For the cost of a dose of TIV (0.5 ml), we consider the price published by the Brazilian government of R$15,14 (37). For the QIV price, we considered R$33,89 (0,5 mL) which is the maximum manufacturer price without taxes published by Brazilian Medicines Market Regulation Chamber (CMED) (38). We considered that the cost of a pediatric dose (0,25 ml) was half the cost of the adult dose. We did not account for administration cost in the analysis, as it would not make a difference since TIV and QIV are assumed to have the same coverage rate.
Vaccine efficacy data
We considered vaccine efficacy per age and per influenza A subtypes (A/H1N1, A/H3N2) and B lineages (B Victoria, B Yamagata) as described in Crépey et al. (15) and shown in Table S6. Regarding cross-immunity between B lineages, we considered that a mismatched vaccine conferred 70% of the matched efficacy (39). This cross-immunity estimate was varied in a dedicated sensitivity analysis.
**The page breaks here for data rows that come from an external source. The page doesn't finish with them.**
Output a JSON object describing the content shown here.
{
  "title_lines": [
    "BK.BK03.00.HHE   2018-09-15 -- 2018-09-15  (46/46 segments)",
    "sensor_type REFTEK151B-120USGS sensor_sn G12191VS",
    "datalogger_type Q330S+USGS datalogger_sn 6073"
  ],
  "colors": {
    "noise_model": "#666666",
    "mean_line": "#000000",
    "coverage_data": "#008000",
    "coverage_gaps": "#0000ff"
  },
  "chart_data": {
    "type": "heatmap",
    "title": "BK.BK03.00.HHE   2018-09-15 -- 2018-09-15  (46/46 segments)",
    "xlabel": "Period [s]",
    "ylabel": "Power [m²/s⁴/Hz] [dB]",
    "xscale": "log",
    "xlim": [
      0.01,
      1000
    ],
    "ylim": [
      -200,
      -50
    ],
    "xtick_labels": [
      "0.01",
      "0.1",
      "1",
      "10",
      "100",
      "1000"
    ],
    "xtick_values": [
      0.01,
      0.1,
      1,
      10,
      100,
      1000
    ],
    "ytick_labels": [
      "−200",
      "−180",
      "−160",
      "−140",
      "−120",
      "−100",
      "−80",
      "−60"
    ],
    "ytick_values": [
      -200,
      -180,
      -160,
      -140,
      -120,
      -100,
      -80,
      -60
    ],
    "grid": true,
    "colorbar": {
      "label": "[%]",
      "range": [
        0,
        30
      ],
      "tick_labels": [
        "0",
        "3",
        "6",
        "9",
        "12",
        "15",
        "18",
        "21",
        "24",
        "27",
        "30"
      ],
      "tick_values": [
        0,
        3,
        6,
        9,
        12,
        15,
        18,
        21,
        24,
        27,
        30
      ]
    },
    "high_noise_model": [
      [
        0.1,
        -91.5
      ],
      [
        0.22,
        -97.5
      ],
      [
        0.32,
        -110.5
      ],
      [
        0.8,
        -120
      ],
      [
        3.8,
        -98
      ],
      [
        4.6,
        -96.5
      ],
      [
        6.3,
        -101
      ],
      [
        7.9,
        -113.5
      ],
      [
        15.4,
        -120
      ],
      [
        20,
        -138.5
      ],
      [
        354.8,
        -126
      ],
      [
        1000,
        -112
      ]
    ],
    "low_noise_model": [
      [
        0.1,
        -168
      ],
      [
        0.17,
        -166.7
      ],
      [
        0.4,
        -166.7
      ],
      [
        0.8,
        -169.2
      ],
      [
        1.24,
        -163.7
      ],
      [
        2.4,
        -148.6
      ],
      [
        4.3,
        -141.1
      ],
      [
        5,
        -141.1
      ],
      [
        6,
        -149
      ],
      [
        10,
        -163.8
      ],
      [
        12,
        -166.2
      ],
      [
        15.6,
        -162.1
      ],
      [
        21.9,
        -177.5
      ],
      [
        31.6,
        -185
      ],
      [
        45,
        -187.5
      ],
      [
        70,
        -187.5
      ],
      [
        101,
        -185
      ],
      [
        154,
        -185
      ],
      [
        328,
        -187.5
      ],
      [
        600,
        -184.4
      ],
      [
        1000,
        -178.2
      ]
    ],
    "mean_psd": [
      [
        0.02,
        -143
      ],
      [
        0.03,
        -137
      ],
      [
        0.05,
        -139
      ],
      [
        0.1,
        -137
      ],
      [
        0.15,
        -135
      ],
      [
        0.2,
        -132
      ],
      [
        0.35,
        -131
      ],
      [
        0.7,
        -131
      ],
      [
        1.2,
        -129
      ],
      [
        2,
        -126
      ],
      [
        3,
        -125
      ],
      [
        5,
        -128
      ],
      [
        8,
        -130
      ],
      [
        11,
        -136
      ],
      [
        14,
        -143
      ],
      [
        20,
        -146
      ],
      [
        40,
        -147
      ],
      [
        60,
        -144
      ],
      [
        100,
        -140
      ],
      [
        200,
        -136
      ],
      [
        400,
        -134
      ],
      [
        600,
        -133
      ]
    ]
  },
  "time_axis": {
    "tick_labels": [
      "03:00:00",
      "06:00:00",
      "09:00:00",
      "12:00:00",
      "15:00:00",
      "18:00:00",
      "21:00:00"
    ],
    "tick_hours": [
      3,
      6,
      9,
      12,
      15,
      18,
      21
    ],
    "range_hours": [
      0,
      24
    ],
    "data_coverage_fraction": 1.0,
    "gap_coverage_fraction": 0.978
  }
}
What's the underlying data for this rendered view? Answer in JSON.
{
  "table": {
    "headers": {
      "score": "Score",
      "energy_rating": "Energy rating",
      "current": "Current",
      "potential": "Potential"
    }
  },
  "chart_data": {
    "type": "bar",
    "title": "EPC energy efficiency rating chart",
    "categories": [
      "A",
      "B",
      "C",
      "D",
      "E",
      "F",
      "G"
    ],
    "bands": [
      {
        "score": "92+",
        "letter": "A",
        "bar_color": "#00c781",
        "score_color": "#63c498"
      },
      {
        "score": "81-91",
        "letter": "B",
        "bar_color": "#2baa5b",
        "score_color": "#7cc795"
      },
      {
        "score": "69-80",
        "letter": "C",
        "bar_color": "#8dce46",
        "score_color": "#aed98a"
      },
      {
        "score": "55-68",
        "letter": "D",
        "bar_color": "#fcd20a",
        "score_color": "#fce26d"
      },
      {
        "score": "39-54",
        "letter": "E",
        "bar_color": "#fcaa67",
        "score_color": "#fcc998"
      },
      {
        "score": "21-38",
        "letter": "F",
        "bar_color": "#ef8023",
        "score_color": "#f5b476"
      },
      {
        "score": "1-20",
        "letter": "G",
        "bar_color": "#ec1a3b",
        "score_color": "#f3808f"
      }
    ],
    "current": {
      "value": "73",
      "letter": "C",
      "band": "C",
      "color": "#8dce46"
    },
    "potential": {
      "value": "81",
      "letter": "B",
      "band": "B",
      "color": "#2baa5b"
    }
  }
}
A post-pandemic retrospective time horizon of 8 years from January 2010 to December 2017 was used in the calibration process in order to account for fluctuations in influenza incidence, influenza B circulation, and vaccine mismatch between seasons. However, we decided to not consider the year 2010 in our vaccine impact analysis to avoid the risk of biasing our results with the immediate aftermath of the 2009 pandemic. A high influenza A monovalent vaccination in 2009 may have triggered a proportionally higher influenza B circulation the following year (Table S1), which would have artificially favored the QIV strategy. To assess the vaccine impact, we used the 2011–2017 period and presented the averaged results of the 7-year period. The pandemic year 2009 was not considered as well for not being representative of the current epidemiological context. Incremental cost effectiveness ratios (ICER) were computed by dividing the net incremental cost of the strategy, compared to the baseline, by the net difference in QALYs or LYs. We considered one time the gross domestic product per capita (GDP) as a threshold for a “highly cost-effective” strategy (R$32.747)(40) and three times the GDP (R$98.241) for a cost-effective strategy. The public payer perspective was considered (SUS) but we also presented the societal perspective (including the private direct costs). According to Brazilian economic evaluations guidelines (41), all costs and health outcomes were discounted at a rate of 5%.
We performed sensitivity analysis on vaccination coverage of the pediatric population, cross-protection between B-lineages (from no cross-immunity to 90% of the matched efficacy) and on influenza B circulation (from 20–40%). We also provide a deterministic sensitivity analysis on probabilities and costs of health outcomes in order to identify the main drivers of our results. Finally, to account for uncertainty in probabilities of outcomes and costs, and assess the robustness of our results, we performed a probabilistic sensitivity analysis and provide a cost-effectiveness acceptability curve where 1.000 simulations with different combinations of parameters are displayed.